Die Beobachtung öffentlich zugänglicher Räume mit Hilfe optisch-elektronischer Einrichtungen (Videoüberwachung) sowie die Verarbeitung der dadurch erhobenen personenbezogenen Daten ist zulässig, soweit sie zur Erfüllung einer im öffentlichen Interesse liegenden Aufgabe, zur Wahrnehmung des Hausrechts oder zur Kontrolle von Zugangsberechtigungen erforderlich ist und keine Anhaltspunkte bestehen, dass schutzwürdige Interessen der betroffenen Personen überwiegen.
Der erforderliche Schutz von Einrichtungen, Anlagen oder Teilen davon im Sinne des § 28 Absatz 1 des Katastrophenschutzgesetzes vom 7. Juni 2021 (GVBl. S. 610), das durch Artikel 7 Nummer 5 des Gesetzes vom 11. Dezember 2025 (GVBl.

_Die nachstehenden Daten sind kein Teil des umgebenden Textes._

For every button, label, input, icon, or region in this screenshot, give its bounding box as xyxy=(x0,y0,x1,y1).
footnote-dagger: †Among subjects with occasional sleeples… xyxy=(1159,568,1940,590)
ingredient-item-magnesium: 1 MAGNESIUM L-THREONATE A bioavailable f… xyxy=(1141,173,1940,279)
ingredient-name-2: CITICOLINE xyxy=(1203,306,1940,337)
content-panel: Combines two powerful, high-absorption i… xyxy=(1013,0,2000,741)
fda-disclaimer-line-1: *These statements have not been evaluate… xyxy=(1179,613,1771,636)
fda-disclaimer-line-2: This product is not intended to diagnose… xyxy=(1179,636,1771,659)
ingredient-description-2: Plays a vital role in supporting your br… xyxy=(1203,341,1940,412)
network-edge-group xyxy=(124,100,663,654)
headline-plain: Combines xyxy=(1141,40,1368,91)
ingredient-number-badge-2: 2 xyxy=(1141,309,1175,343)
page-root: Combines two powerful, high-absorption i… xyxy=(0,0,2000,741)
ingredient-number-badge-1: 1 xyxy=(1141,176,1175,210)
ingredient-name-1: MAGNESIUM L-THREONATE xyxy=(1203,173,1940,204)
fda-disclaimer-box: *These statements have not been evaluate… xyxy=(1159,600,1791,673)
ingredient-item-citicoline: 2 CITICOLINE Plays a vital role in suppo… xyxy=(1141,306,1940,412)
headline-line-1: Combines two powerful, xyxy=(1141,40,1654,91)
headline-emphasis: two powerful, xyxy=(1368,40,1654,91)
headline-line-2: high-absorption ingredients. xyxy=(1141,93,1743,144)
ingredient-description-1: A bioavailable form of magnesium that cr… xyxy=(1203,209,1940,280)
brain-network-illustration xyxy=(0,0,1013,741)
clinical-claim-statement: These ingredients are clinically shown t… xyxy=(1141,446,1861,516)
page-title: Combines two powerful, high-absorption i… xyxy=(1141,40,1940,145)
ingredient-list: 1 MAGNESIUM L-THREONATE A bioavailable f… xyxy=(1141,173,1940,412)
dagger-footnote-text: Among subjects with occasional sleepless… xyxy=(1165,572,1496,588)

S. 590) geändert worden ist, in der jeweils geltenden Fassung, von staatlichen Einrichtungen der kritischen Infrastruktur, die Einrichtungen nach § 28 Absatz 1 des Katastrophenschutzgesetzes entsprechen, von zur Aufrechterhaltung der Staats- und Regierungsfunktionen unabdingbar notwendigen Einrichtungen, die einen mit Einrichtungen nach § 28 Absatz 1 des Katastrophenschutzgesetzes vergleichbaren Schutzbedarf aufweisen, sowie ziviler Objekte, deren Ausfall die zivile Verteidigungsfähigkeit dauerhaft einschränken würde oder denen neben der zivilen auch eine militärische Bedeutung zukommt, dient dem öffentlichen Interesse und geht schutzwürdigen Interessen der betroffenen Personen in der Regel vor.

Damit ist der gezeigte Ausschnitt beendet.